Example: What is Lee’s basic argument about racism and prejudice in the novel so far?
Lee's argument about prejudice and racism and how bad it is for society goes extremely deep into her life; she thinks it’s a virus and it destroys people. When Mrs. Dubose is hating on the Finch family she talks about Atticus. Mrs. Dubose insults Atticus when she says, " Not only a Finch waiting on tables but one in a courthouse lawing for n******”(135). Mrs. Dubose says this because she believes Atticus is lowering himself to defend Tom, a Negro. Because Tom has been accused by a white woman, Mrs. Dubose automatically assumes he is guilty. She has “caught” the disease of racism from growing up in a time and place that makes it seem normal to put down on a race of people. While Mrs. Dubose has a real physical disease from which she is dying, she has an even more serious moral disease that she cannot even see. Lee also uses Atticus as a gateway into her thoughts when Atticus says to his brother, “Right. But do you think I could face my children otherwise? You know what's going to happen as well as I do, Jack, and I hope and pray I can get Jem and Scout through it without bitterness, and most of all, without catching Maycomb's usual disease” (139).

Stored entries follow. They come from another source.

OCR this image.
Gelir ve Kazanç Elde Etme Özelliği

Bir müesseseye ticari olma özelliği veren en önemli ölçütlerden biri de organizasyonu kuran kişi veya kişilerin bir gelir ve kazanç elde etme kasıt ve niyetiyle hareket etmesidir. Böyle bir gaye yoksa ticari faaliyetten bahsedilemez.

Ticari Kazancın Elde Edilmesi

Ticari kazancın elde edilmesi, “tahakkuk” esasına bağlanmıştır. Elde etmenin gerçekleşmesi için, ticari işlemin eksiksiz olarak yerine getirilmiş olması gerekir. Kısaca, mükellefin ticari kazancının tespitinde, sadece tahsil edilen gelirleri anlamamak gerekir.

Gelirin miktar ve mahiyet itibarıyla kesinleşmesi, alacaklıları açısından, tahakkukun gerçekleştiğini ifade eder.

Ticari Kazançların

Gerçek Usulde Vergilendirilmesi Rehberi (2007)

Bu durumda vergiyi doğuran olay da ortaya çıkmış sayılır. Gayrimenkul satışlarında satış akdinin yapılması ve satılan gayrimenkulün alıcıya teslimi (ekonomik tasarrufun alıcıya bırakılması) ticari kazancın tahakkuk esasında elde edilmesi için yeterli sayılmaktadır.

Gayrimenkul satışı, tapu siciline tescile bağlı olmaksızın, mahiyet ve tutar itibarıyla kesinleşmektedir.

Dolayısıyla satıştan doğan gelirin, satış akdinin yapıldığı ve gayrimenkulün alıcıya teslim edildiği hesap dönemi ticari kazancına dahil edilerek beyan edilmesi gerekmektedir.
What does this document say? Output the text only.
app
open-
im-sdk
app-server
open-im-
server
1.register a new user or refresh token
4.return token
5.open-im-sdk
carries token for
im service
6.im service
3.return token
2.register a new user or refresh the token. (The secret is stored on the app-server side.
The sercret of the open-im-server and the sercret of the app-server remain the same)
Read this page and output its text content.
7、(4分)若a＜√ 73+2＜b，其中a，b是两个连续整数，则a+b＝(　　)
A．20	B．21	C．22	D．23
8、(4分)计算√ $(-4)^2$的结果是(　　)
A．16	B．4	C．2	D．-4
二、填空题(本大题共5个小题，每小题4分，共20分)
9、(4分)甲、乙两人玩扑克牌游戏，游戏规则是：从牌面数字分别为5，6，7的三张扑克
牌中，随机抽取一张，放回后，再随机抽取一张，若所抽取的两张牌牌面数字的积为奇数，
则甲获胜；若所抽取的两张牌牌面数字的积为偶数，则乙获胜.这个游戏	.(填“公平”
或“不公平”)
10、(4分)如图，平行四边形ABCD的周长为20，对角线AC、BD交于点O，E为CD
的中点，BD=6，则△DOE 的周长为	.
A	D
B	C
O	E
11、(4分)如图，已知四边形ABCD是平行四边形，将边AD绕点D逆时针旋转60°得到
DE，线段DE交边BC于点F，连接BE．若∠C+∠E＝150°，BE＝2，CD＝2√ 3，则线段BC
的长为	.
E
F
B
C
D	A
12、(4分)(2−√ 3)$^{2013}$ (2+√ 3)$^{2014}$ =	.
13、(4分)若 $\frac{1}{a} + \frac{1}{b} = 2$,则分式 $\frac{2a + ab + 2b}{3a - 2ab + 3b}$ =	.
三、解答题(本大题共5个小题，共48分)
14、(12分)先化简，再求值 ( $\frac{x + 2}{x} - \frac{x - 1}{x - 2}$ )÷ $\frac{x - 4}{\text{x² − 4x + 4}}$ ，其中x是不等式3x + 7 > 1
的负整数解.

Atticus again connects racism to the idea of a disease and does not think he would be worthy enough to face his kids if he did not take this case. Lee clearly feels that not only is racism a destructive disease, but a person worth respecting must stand against it.
Describe your impression of Boo Radley Describe your impression of Boo Radley. What do you think of Jem’s story of Boo stabbing his father with scissors? What do you think is really going on in the Radley house? Your opinions are only as good as the evidence you use to support them.